Porém, ao apresentar a exploração do petróleo na bacia da Foz do Amazonas como um vetor de desenvolvimento econômico para a região, o governo repete o equívoco de associar a mera extração de recursos ao progresso regional. Sem o aprimoramento de instrumentos de governança e transparência, o direcionamento desses investimentos tende a ser ineficaz, comprometendo tanto os benefícios para a região, quanto a garantia de direitos para as comunidades locais.
Ignora-se o fato de que diversas comunidades locais estão sob o risco de terem os seus territórios e modos de vida diretamente impactados pelas externalidades do projeto. A FUNAI, inclusive, foi provocada a se manifestar sobre os fluxos de aeronaves e aumento dos ruídos sonoros sobre territórios indígenas situados na rota do projeto.
“Dado o histórico brasileiro, condicionar o desenvolvimento da região Amazônica à exploração de recursos naturais é equivocado. A exploração do pré-sal, por exemplo, não implicou no desenvolvimento de localidades beneficiadas pelos royalties da atividade. Pelo contrário, muitos destes municípios registraram uma redução no Índice de Desenvolvimento Humano. É preciso fortalecer as iniciativas locais de desenvolvimento das próprias comunidades, a partir de instrumentos financeiros apropriados e em harmonia com uma economia mais sustentável”, explica Sampaio.

Transição energética não precisa do dinheiro do petróleo
O Greenpeace Brasil também reforça que o argumento de que a transição energética será financiada com dinheiro do petróleo vai na contramão ao enfrentamento da emergência climática. Abandonar os combustíveis fósseis em um mundo fortemente dependente do petróleo não é tarefa simples, mas não se pode apenas decidir explorar qualquer área sem mensurar adequadamente os riscos e consequências associados.

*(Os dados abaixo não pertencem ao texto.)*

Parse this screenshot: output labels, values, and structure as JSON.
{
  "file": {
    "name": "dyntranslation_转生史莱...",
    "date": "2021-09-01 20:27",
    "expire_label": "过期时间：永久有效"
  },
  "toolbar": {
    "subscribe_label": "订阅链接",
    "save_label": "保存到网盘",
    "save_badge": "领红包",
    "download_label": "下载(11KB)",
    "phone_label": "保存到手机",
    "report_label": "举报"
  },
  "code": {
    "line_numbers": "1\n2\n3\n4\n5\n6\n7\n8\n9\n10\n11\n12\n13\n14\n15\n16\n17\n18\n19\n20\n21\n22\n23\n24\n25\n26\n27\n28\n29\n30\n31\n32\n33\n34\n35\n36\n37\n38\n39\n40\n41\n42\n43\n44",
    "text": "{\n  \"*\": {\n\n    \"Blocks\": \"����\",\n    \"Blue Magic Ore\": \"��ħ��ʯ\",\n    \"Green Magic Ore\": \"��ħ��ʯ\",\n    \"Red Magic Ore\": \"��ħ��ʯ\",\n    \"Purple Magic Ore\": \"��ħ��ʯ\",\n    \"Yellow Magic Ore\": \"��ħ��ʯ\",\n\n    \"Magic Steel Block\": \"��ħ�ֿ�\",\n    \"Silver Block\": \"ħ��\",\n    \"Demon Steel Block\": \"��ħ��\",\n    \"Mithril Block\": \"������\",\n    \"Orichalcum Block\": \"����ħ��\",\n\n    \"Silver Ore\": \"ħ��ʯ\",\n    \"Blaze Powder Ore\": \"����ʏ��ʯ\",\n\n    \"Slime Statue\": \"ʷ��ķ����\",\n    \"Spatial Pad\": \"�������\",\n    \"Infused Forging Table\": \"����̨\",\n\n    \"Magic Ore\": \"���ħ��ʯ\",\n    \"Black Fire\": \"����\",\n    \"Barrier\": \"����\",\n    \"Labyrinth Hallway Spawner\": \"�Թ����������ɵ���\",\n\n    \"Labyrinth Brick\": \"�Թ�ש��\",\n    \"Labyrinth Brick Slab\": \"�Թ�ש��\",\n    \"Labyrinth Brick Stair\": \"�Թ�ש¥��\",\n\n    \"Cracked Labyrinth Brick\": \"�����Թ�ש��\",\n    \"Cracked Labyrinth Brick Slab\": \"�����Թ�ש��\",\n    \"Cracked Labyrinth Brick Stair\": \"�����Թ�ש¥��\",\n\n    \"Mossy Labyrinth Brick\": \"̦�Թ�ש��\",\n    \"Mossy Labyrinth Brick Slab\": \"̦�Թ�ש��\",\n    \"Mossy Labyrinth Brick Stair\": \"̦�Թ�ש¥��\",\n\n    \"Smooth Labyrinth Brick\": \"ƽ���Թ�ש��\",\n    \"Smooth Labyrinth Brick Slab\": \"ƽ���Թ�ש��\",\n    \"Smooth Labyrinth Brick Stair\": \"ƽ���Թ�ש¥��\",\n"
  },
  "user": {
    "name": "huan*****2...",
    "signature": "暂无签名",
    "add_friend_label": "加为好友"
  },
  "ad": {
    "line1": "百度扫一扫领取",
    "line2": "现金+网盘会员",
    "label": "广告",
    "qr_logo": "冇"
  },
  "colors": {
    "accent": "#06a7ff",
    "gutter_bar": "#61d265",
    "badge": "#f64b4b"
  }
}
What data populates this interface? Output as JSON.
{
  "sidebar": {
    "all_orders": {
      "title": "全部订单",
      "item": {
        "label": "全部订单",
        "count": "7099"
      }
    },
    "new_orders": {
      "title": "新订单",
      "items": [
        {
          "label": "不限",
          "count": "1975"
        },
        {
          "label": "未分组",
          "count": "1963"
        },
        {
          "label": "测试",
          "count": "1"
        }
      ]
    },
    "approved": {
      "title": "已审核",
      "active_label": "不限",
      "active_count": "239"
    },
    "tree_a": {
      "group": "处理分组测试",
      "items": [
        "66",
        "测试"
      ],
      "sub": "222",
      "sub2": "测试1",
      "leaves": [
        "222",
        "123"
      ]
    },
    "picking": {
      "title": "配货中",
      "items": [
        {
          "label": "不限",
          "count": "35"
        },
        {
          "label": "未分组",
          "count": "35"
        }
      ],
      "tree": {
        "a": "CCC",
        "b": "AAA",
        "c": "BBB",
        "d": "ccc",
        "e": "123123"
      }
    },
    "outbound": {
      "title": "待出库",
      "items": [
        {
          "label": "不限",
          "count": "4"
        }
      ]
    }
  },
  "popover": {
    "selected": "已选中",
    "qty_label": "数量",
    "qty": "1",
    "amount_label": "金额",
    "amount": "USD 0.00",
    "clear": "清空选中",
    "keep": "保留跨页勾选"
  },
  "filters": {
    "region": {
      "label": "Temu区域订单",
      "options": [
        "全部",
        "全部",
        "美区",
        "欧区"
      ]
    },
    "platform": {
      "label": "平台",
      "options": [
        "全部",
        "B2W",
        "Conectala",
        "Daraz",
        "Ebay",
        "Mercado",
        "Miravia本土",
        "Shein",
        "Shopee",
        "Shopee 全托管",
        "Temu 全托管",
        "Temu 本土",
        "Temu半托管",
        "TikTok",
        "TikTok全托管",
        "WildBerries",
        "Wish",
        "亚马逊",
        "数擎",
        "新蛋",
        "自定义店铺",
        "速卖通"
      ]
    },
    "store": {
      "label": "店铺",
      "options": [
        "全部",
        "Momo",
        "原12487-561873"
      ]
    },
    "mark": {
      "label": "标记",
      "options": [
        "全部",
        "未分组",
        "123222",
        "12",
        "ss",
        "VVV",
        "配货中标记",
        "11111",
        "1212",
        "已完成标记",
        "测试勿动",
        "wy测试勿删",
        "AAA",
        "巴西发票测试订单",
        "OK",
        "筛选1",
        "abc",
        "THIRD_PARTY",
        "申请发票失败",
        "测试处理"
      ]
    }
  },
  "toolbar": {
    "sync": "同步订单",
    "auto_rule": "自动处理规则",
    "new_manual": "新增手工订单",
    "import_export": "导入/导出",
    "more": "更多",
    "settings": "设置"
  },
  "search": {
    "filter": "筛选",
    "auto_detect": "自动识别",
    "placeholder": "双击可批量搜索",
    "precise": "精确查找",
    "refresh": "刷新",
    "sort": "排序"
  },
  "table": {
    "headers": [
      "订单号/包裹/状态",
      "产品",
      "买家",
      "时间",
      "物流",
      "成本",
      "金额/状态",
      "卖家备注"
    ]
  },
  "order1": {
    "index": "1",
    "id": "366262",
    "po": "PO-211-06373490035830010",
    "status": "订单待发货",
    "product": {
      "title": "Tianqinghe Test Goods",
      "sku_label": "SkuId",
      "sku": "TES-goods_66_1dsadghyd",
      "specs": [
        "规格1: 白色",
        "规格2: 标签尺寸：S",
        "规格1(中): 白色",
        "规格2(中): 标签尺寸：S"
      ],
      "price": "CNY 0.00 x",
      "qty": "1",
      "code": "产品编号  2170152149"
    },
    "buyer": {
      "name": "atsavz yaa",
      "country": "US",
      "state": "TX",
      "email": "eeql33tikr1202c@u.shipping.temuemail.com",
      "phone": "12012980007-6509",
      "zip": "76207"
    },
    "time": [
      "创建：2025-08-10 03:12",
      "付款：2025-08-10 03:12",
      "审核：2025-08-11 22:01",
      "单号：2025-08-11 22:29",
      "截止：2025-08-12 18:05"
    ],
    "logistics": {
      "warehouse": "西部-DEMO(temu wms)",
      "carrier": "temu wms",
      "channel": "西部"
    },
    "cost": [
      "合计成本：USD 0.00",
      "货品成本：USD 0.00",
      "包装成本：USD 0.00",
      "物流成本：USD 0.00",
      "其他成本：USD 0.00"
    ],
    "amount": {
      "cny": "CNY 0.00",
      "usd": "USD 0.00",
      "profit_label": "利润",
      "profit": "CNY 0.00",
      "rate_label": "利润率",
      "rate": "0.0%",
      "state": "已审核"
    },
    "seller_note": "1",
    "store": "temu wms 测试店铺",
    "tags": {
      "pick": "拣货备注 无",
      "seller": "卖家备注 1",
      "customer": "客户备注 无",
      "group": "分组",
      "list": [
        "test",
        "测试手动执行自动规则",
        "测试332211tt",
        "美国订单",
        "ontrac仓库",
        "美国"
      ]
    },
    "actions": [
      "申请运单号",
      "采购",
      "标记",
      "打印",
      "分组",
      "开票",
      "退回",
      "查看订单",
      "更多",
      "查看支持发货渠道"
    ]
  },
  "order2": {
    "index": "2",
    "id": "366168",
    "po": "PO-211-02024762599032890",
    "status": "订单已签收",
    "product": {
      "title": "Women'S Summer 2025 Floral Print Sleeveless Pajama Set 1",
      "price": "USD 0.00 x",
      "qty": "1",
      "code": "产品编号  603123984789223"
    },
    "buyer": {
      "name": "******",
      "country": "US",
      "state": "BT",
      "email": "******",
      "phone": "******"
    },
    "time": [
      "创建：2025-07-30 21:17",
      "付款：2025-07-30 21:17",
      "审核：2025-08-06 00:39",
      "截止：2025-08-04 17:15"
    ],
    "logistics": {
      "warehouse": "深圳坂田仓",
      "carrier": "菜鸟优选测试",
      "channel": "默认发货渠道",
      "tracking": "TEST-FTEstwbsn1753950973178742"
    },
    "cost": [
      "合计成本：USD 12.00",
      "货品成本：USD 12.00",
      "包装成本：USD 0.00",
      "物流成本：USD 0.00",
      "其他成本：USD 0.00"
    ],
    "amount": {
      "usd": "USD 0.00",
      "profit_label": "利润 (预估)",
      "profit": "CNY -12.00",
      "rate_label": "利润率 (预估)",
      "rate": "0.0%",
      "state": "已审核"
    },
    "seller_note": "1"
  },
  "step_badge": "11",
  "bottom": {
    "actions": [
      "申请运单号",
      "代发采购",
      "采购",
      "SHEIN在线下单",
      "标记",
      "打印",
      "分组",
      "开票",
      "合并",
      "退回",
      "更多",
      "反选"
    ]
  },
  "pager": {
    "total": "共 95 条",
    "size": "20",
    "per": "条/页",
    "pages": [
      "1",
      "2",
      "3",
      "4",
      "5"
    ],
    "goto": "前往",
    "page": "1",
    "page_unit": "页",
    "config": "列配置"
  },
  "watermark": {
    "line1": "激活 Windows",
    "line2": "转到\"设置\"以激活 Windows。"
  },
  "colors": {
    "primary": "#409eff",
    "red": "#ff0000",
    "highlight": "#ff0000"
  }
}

“Ao prometer utilizar o dinheiro da exploração do petróleo para financiar a transição energética, o governo subverte a lógica de reduzir combustíveis fósseis para ampliar investimentos em fontes renováveis. O país precisa de uma diversificação de investimentos frente ao desenvolvimento de outras fontes energéticas, e que considere uma potencial desvalorização dos combustíveis fósseis em um futuro próximo. O Brasil tem alternativas mais eficientes e vantajosas para financiar o futuro, como a redução de subsídios e incentivos para projetos de óleo e gás no país”, pontua Sampaio.
Conforme defendeu o secretário executivo de Clima da ONU em visita ao Brasil na quarta-feira (5), Simon Stiell, a mudança do mundo para a energia limpa agora “é imparável” por causa da “colossal oportunidade econômica” que ela apresenta. Em um discurso no Itamaraty, o secretário executivo lembrou que, no ano passado, o investimento global em energias limpas foi o dobro do que o valor investido em combustíveis fósseis, porque “os investidores sabem que a energia limpa faz muito mais sentido. A oportunidade de ganhar dinheiro é simplesmente grande demais para ser ignorada”.